I appreciated the straightforward, academic approach to this topic. I’d had enough with the touchy, feely “new-age” stuff. This book was practical and convinced me to give meditation another chance.
2. Real Happiness: The Power of Meditation by Sharon Salzberg
Salzberg begins this book by letting you in on her humorously neurotic foray into the meditation world. Although this book teeters on the touchy-feely, it is mostly refreshing and relatable. This is the first meditation book I read that told me it was perfectly normal for my brain to run wild when I tried to sit and focus on my breathing. Seriously!
Before I found this book, I was getting swallowed whole by teachers telling me to silence the monkey brain! Sweep those thoughts to the side. Make your brain go blank.
It never worked like that and I genuinely believed I was doing something wrong.
Not so. Thank you, Sharon!
Salzberg is a renowned meditation teacher who has been studying the practice since 1971. She knows her stuff and presents it in a way that makes you feel at ease with the process. There’s no right or wrong way. Struggling is normal, even for experienced practitioners.

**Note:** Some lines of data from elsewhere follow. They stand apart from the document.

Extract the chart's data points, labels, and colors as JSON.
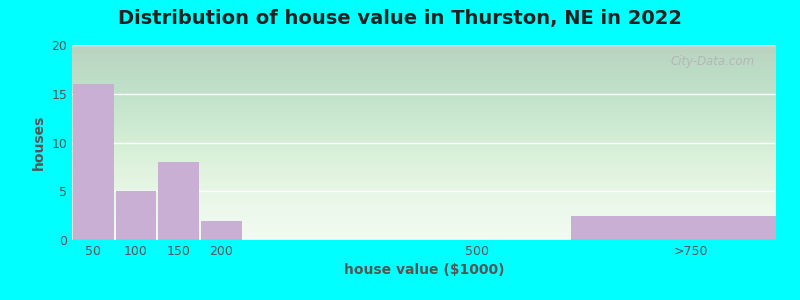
{
  "title": "Distribution of house value in Thurston, NE in 2022",
  "xlabel": "house value ($1000)",
  "ylabel": "houses",
  "bar_categories": [
    "50",
    "100",
    "150",
    "200",
    "500",
    ">750"
  ],
  "bar_values": [
    16,
    5,
    8,
    2,
    0,
    2.5
  ],
  "bar_color": "#c9afd4",
  "ylim": [
    0,
    20
  ],
  "yticks": [
    0,
    5,
    10,
    15,
    20
  ],
  "background_outer": "#00ffff",
  "grid_color": "#ffffff",
  "title_fontsize": 14,
  "axis_fontsize": 10,
  "tick_fontsize": 9,
  "watermark_text": "City-Data.com",
  "tick_positions": [
    50,
    100,
    150,
    200,
    500,
    750
  ],
  "xlim": [
    25,
    850
  ]
}
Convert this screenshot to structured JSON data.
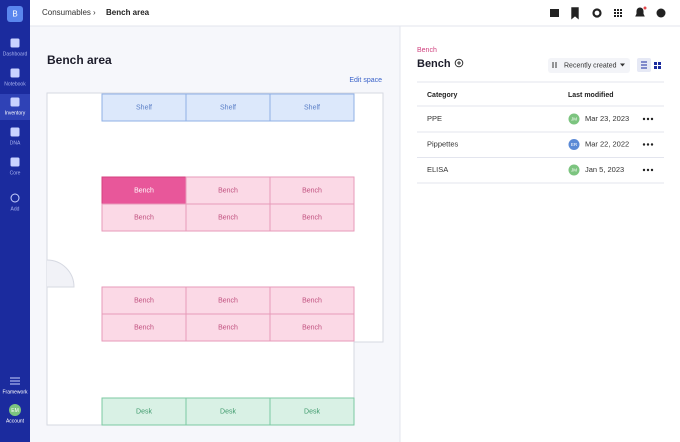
{
  "sidebar": {
    "logo": "B",
    "nav": [
      "Dashboard",
      "Notebook",
      "Inventory",
      "DNA",
      "Core",
      "Add"
    ],
    "framework": "Framework",
    "account": "Account",
    "avatar": "EM"
  },
  "breadcrumb": [
    "Consumables",
    "Bench area"
  ],
  "space": {
    "title": "Bench area",
    "action": "Edit space",
    "rows": [
      [
        "Shelf",
        "Shelf",
        "Shelf"
      ],
      [
        "Bench",
        "Bench",
        "Bench"
      ],
      [
        "Bench",
        "Bench",
        "Bench"
      ],
      [
        "Bench",
        "Bench",
        "Bench"
      ],
      [
        "Bench",
        "Bench",
        "Bench"
      ],
      [
        "Desk",
        "Desk",
        "Desk"
      ]
    ]
  },
  "detail": {
    "overline": "Bench",
    "title": "Bench",
    "sort": "Recently created",
    "columns": [
      "Category",
      "Last modified"
    ],
    "rows": [
      {
        "category": "PPE",
        "initials": "JM",
        "modified": "Mar 23, 2023"
      },
      {
        "category": "Pippettes",
        "initials": "ER",
        "modified": "Mar 22, 2022"
      },
      {
        "category": "ELISA",
        "initials": "JM",
        "modified": "Jan 5, 2023"
      }
    ]
  }
}
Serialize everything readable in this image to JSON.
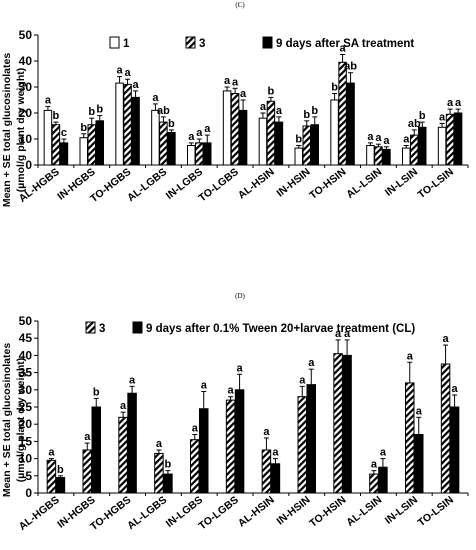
{
  "colors": {
    "bar_outline": "#000000",
    "solid": "#000000",
    "blank": "#ffffff",
    "hatch": "#000000"
  },
  "chart_data": [
    {
      "type": "bar",
      "panel_label": "(C)",
      "ylabel_lines": [
        "Mean + SE total glucosinolates",
        "(µmol/g  plant dry weight)"
      ],
      "ylim": [
        0,
        50
      ],
      "yticks": [
        0,
        10,
        20,
        30,
        40,
        50
      ],
      "grid": false,
      "legend_position": "top",
      "categories": [
        "AL-HGBS",
        "IN-HGBS",
        "TO-HGBS",
        "AL-LGBS",
        "IN-LGBS",
        "TO-LGBS",
        "AL-HSIN",
        "IN-HSIN",
        "TO-HSIN",
        "AL-LSIN",
        "IN-LSIN",
        "TO-LSIN"
      ],
      "series": [
        {
          "name": "1",
          "pattern": "blank",
          "values": [
            21,
            10.5,
            31.5,
            21,
            7.5,
            28.5,
            18,
            6.5,
            25,
            7.5,
            6.5,
            14.5
          ],
          "errors": [
            1.5,
            1.5,
            2.5,
            2.5,
            1,
            1.5,
            2,
            1,
            2.5,
            1,
            1,
            1.5
          ],
          "letters": [
            "a",
            "b",
            "a",
            "a",
            "a",
            "a",
            "a",
            "b",
            "b",
            "a",
            "a",
            "a"
          ]
        },
        {
          "name": "3",
          "pattern": "hatch",
          "values": [
            15.5,
            15.5,
            31,
            16.5,
            8.5,
            27.5,
            24.5,
            15,
            39.5,
            7,
            11.5,
            19.5
          ],
          "errors": [
            1,
            2.5,
            2,
            2,
            1.5,
            2,
            1.5,
            2,
            3,
            1,
            2,
            2
          ],
          "letters": [
            "b",
            "b",
            "a",
            "ab",
            "a",
            "a",
            "b",
            "b",
            "a",
            "a",
            "ab",
            "a"
          ]
        },
        {
          "name": "9 days after SA treatment",
          "pattern": "solid",
          "values": [
            8.5,
            17,
            26,
            12.5,
            8.5,
            21,
            16.5,
            15.5,
            31.5,
            6,
            14.5,
            20
          ],
          "errors": [
            1.5,
            2,
            2.5,
            1,
            3,
            4,
            2,
            3,
            4,
            1,
            2,
            1.5
          ],
          "letters": [
            "c",
            "b",
            "a",
            "b",
            "a",
            "a",
            "a",
            "b",
            "ab",
            "a",
            "b",
            "a"
          ]
        }
      ]
    },
    {
      "type": "bar",
      "panel_label": "(D)",
      "ylabel_lines": [
        "Mean + SE total glucosinolates",
        "(µmol/g  plant dry weight)"
      ],
      "ylim": [
        0,
        50
      ],
      "yticks": [
        0,
        5,
        10,
        15,
        20,
        25,
        30,
        35,
        40,
        45,
        50
      ],
      "grid": false,
      "legend_position": "top",
      "categories": [
        "AL-HGBS",
        "IN-HGBS",
        "TO-HGBS",
        "AL-LGBS",
        "IN-LGBS",
        "TO-LGBS",
        "AL-HSIN",
        "IN-HSIN",
        "TO-HSIN",
        "AL-LSIN",
        "IN-LSIN",
        "TO-LSIN"
      ],
      "series": [
        {
          "name": "3",
          "pattern": "hatch",
          "values": [
            9.5,
            12.5,
            22,
            11.5,
            15.5,
            27,
            12.5,
            28,
            40.5,
            5.5,
            32,
            37.5
          ],
          "errors": [
            0.5,
            2,
            1.5,
            1,
            1.5,
            1,
            3.5,
            3,
            4,
            1,
            6,
            5.5
          ],
          "letters": [
            "a",
            "a",
            "a",
            "a",
            "a",
            "a",
            "a",
            "a",
            "a",
            "a",
            "a",
            "a"
          ]
        },
        {
          "name": "9 days after 0.1% Tween 20+larvae treatment (CL)",
          "pattern": "solid",
          "values": [
            4.5,
            25,
            29,
            5.5,
            24.5,
            30,
            8.5,
            31.5,
            40,
            7.5,
            17,
            25
          ],
          "errors": [
            0.5,
            2.5,
            2,
            1,
            5,
            4.5,
            1.5,
            4.5,
            4.5,
            2.5,
            5,
            3.5
          ],
          "letters": [
            "b",
            "b",
            "a",
            "b",
            "a",
            "a",
            "a",
            "a",
            "a",
            "a",
            "a",
            "a"
          ]
        }
      ]
    }
  ]
}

I needed to hear (read?) these things to overcome the frustration level I’d reached with my own efforts.
This book is primarily a 28-day program for starting a meditation practice and I highly recommend it to anyone who is interested in getting started in meditation or improving their current practice.
3. 10% Happier by Dan Harris
This book is a very quick read and worth every minute. Dan Harris is an American news anchor for ABC News. In 2004, Harris had a panic attack during a live broadcast of Nightline. Here’s a clip of Harris describing this moment:
After his public meltdown, he realized he had to do something. The book takes us on a journey of how the highly skeptical news anchor became a devout practitioner of meditation.
I love this book because of the masterful storytelling and the glimpse inside of Harris’s emotional world. It reignited my belief in meditation as a transformative tool.
What I appreciate about this book (and I’m sure you notice a trend) is that it is both realistic and relatable. Harris did not fall easily into meditation. He doesn’t buy what everyone is out there selling. He struggles for a long time before it clicks.
It’s also a great story. Harris is funny, if not a bit snarky (which I enjoy). He keeps it real and lets you behind the scenes of the surprisingly ruthless world of national broadcast news and reporting. I was as fascinated by this book as I was encouraged.
Buy it on Amazon here.
He also has a follow-up book called Meditation For Fidgety Skeptics that is equally good and also on sale for $2.99 on the Kindle version!
If you read this book and love it, Dan Harris also has a brilliant podcast to check out called, 10% Happier with Dan Harris.
So How’s It Going Now?
Gone are the days of strobe light apps and books that tell me I can cure cancer with my mind. I’m in a place where meditation is an important tool in my life but no longer adding to my frustration.
If I have a session where my mind is running wild, it just is what it is. I’ve eliminated a lot of the judgment I attached to my meditation practice and, as a result, have benefited from it much more than I was in the beginning.
I’ve found some great resources to keep up with my practice. I’m not as consistent as I’d like to be and I could definitely work harder to deepen my practice, but for now, it is serving me well.
It’s taken some time, but I see the results. Before I was trying to solve everything with meditation and it didn’t work that way. My expectations were unrealistic.
I had to stop drinking, see a counselor, and use medication IN COMBINATION with meditation to get where I am today. There is no shame in any of it.
If you’re battling depression, addiction, anxiety, or feeling like the negative little voice in your head is running the show, a meditation practice will help.
What meditation tools do you use? What kind of meditation do you practice?